Figure 1: Linear modeling links the plasma proteome to functional aging and identifies a conserved aging signature.
(a) Schematic representation of analysis of the plasma proteome.
Volcano plots representing changes of the plasma proteome (n=4,263) with sex (b) and age (c). Linear models, adjusted for age, sex and subcohort were tested using F-test.
(d) Relative percentage of variance explained by age and sex. Values for each plasma protein are connected by edges.
(e) Pathways associated with sex and age identified by Sliding Enrichment Pathway Analysis (SEPA, n=4,263). Proteins upregulated and downregulated are analyzed separately. The top 10 pathways per condition are represented. Enrichment was tested using Fisher’s exact test (GO) and hypergeometric test (Reactome and KEGG).
(f) Schematic representation of the of biological age modeling using the plasma proteome.
(g) Prediction of age in the validation cohort (n=1,446) using 373 plasma proteins. Pearson correlation coefficient between chronological and predicted age is indicated.
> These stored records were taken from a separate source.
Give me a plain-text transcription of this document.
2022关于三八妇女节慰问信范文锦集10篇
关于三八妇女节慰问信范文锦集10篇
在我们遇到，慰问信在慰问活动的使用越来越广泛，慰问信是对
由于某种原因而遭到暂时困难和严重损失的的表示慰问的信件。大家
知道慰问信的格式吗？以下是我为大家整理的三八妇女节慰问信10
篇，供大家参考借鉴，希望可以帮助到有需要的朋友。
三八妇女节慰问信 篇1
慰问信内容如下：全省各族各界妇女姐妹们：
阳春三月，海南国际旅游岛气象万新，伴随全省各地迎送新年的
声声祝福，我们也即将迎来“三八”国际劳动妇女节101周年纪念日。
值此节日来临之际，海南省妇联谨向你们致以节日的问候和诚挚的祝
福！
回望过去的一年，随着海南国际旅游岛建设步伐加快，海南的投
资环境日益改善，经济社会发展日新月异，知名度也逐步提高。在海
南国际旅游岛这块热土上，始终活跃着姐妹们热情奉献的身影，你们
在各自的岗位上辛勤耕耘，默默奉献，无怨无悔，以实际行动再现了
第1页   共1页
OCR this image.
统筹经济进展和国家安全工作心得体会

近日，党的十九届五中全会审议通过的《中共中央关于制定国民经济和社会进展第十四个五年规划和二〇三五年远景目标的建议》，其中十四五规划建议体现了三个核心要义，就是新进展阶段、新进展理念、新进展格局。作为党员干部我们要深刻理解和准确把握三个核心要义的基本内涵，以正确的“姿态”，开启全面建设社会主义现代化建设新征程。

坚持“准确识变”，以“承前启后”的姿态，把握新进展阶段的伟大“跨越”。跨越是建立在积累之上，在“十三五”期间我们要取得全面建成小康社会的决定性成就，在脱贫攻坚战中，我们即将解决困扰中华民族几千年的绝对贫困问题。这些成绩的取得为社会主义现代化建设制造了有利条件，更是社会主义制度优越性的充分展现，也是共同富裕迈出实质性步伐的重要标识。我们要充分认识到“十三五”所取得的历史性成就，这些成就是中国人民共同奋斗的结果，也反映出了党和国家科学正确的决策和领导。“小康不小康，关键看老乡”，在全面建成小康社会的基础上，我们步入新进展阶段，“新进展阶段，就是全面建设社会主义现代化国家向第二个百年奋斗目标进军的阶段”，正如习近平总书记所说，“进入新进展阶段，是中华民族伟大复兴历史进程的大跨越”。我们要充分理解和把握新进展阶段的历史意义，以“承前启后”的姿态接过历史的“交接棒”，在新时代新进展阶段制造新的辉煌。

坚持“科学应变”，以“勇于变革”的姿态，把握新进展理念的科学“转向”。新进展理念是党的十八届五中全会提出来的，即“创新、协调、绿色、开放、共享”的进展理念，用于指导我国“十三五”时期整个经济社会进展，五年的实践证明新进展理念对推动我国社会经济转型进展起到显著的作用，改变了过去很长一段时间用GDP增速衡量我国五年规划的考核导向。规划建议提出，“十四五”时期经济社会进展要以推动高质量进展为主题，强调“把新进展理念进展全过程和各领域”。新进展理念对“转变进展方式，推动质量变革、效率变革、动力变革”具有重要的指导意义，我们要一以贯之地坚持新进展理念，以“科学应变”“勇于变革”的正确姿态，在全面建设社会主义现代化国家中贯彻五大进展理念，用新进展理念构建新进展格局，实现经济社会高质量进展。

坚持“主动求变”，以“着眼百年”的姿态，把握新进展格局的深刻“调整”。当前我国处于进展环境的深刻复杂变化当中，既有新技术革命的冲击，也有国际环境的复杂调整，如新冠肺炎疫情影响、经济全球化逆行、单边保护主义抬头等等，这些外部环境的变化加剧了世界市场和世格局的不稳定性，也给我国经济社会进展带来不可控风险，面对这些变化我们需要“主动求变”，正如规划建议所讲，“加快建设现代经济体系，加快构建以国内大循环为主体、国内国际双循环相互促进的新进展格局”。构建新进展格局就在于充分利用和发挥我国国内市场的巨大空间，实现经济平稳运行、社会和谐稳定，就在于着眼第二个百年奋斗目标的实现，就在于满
(h) Association between delta age (difference between chronological age and chronological age) and functional readouts in old. Top associations in both Discovery and Validation datasets are represented.
(i) Schematic representation of the comparison between the human and mouse aging proteomes.
(j) Conserved markers of aging. Both human and mouse aging effects are signed by the beta age of their corresponding linear analysis. Forty-six plasma proteins are changing in the same direction in mouse and humans (red dots) and define a conserved aging signature.
(k) Alteration of the conserved aging signature by parabiosis. Normed principal component analysis was used to characterize changes of the conserved aging signature when mice are exposed to young or old blood.
(l) Age-related changes of the conserved aging signature. Plasma protein levels were z-scored and aging trajectories were estimated by locally estimated scatterplot smoothing.